First published July 2005 in Void Magazine
A Guide to Birdwatching
There are many kinds of birds and most bird meat tastes good on the grill. If you cannot get a good sleep in the morning because of those screeching song birds in the trees take the shotgun and shoot it straight up at a passing cloud, as Whitman would've done. The birds will know your mettle, and you will sleep soundly til the midafternoon beer calls your name.
You could do worse than thinking of poor old Job stricken with boils. Sit yourself down and throw dirt upon your head.
2. If we look at a duck we see that it has webbed feet and a flat beak. Why?
Most ducks have served time in prison and their hearts have been hardened. In the end, it is society (all of us, that is) who will suffer. Seneca the ancient Roman said: "Kill the duck and eat him or smash the egg before it makes the duck. It is the middling policy that yolks us most vexingly." (my translation)
3. What about a bird with a thick short beak?
This bird rides the rails and sings folk songs. From the hills of Tennessee to the Montana plains you can follow him by the trail of cracked nuts, whiskey bottles, and the sad memories of bitter accusations in cheap motels. He loses his plumage in the spring.
4. Why do most birds have four toes, three that face forward and one rearward?
Forever living in the past is weakness.
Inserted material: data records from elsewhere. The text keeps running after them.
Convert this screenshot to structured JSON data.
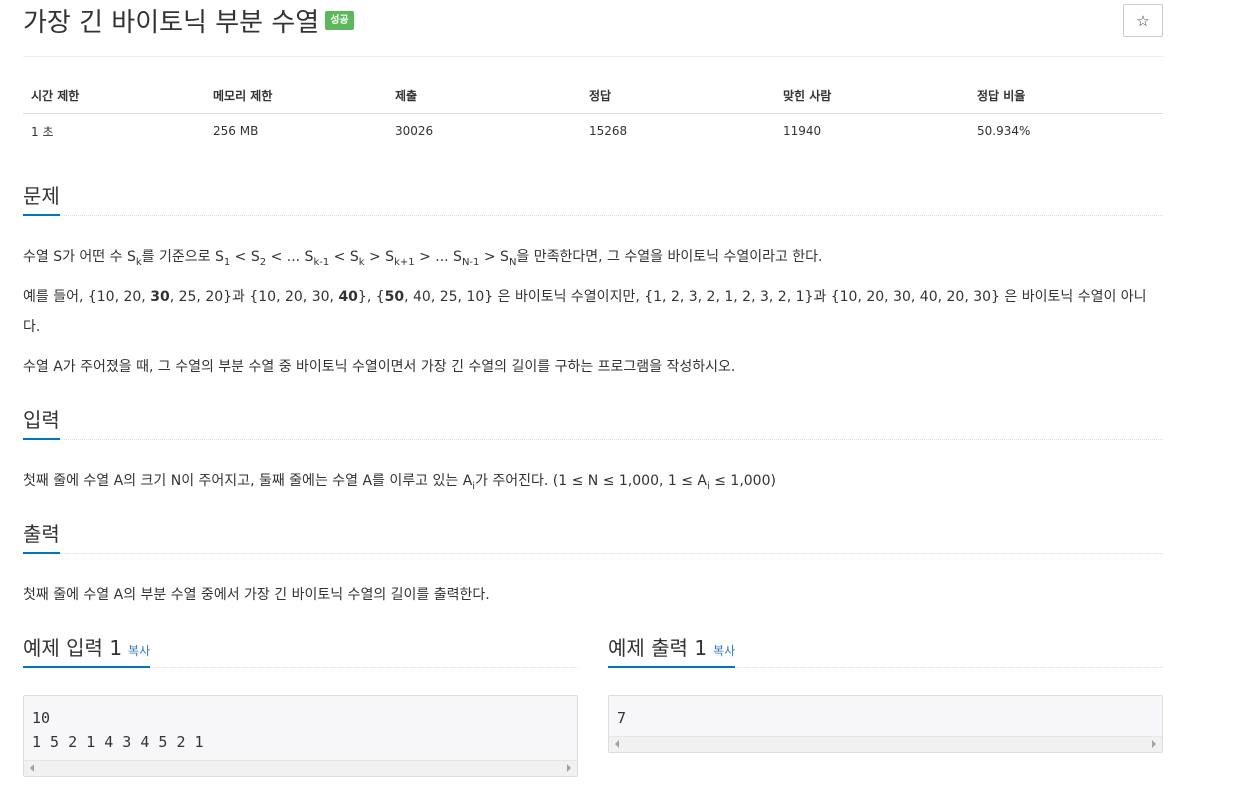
{
  "problem": {
    "title": "가장 긴 바이토닉 부분 수열",
    "badge": "성공",
    "star": "☆"
  },
  "info_table": {
    "headers": [
      "시간 제한",
      "메모리 제한",
      "제출",
      "정답",
      "맞힌 사람",
      "정답 비율"
    ],
    "values": [
      "1 초",
      "256 MB",
      "30026",
      "15268",
      "11940",
      "50.934%"
    ]
  },
  "sections": {
    "description": "문제",
    "input": "입력",
    "output": "출력",
    "sample_input": "예제 입력 1",
    "sample_output": "예제 출력 1",
    "copy": "복사"
  },
  "description": {
    "p1": {
      "a": "수열 S가 어떤 수 S",
      "sk": "k",
      "b": "를 기준으로 S",
      "s1": "1",
      "c": " < S",
      "s2": "2",
      "d": " < ... S",
      "skm1": "k-1",
      "e": " < S",
      "sk2": "k",
      "f": " > S",
      "skp1": "k+1",
      "g": " > ... S",
      "snm1": "N-1",
      "h": " > S",
      "sn": "N",
      "i": "을 만족한다면, 그 수열을 바이토닉 수열이라고 한다."
    },
    "p2": {
      "a": "예를 들어, {10, 20, ",
      "b1": "30",
      "c": ", 25, 20}과 {10, 20, 30, ",
      "b2": "40",
      "d": "}, {",
      "b3": "50",
      "e": ", 40, 25, 10} 은 바이토닉 수열이지만,  {1, 2, 3, 2, 1, 2, 3, 2, 1}과 {10, 20, 30, 40, 20, 30} 은 바이토닉 수열이 아니다."
    },
    "p3": "수열 A가 주어졌을 때, 그 수열의 부분 수열 중 바이토닉 수열이면서 가장 긴 수열의 길이를 구하는 프로그램을 작성하시오."
  },
  "input_text": {
    "a": "첫째 줄에 수열 A의 크기 N이 주어지고, 둘째 줄에는 수열 A를 이루고 있는 A",
    "sub": "i",
    "b": "가 주어진다. (1 ≤ N ≤ 1,000, 1 ≤ A",
    "sub2": "i",
    "c": " ≤ 1,000)"
  },
  "output_text": "첫째 줄에 수열 A의 부분 수열 중에서 가장 긴 바이토닉 수열의 길이를 출력한다.",
  "samples": {
    "input": "10\n1 5 2 1 4 3 4 5 2 1",
    "output": "7"
  }
}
However, one oar dragging silently behind, lingering briefly in your wake, chopping the lacy jags into little vortices of individual desires, this, you see, on the other hand, might be healthy. Only a fool moves forward blind of the past, but the majority of power must be fore, not aft. Sensitivity acute to the point of uselessness is not as useful as it was a century ago.
5. Birds with long thin wings?
Envy, most likely.
6. Birds with small, thin legs that perch in trees or bushes?
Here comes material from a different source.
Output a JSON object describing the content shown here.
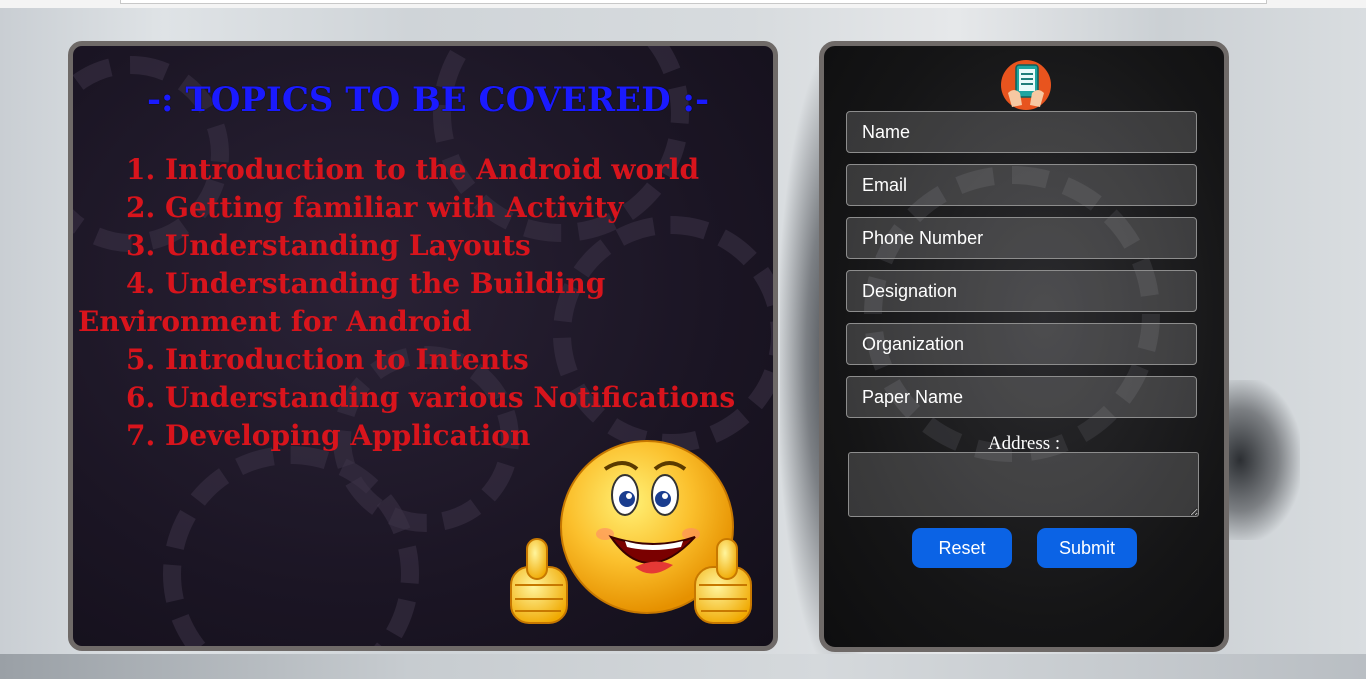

These are the birds whose hearts are forever breaking with the pain and sadness of a forgotten mother. Civilization, their child, has turned serenity on its ear and filled the other ear with rubbish, with old car tires, with the chatter of a million useless cell phone calls, with gray plastic bags caught on razor wire snapping in a cold wind. These birds will soon take the trees and bushes with them to another place, and civilization (their child) will not even notice.
7. Birds that have two toes facing forward and two toes facing rearward usually hang onto the sides of trees.
These birds have given up. To take the long dense cylinder of meaningful life, to stand it on its end, to then split it down the middle, to then stand in the middle holding one half in each arm like a helpless babe, to do that, you see, is to give up. Equal parts fore and aft is the same as equal parts left and right -- this is a frozen vortex. Like the statue of Leeuwenhoek (discoverer of bacteria) that stands in the park, they have forgotten the free-living and parasitic microscopic bits, the sperm cells, blood cells, the microscopic nematodes and the rotifers that seethe under rush hour overcoats, invisibly multiplying their numbers in the sticky humidity of crowded commuter trains. These birds have forgotten to sing. Though the tree be consumed in flames, the tip of the limb may be safe for singing for a while longer.
8. Are your binoculars heavy enough to be difficult to hold steady? Does the magnified view of the world before you tremble and blur?
The fit is proper if you are short of breath and feel the need to sit alone somewhere and weep.
9. The speculum of the upperwing as identifier in the male?
The end of the journey is drawing near.
10. Are your birding ethics sound?
Avoid harassment. Do not handle eggs or young or stare overlong at the private moments of intimacy within the fragile woven world of the nest, nor tarry overlong at the base or lower limbs of the mighty oak or pine (what have you), for you are only passing through here and could not stay forever, though the sparrows might nest in your beard and ravens hide gold coins in your oily hair.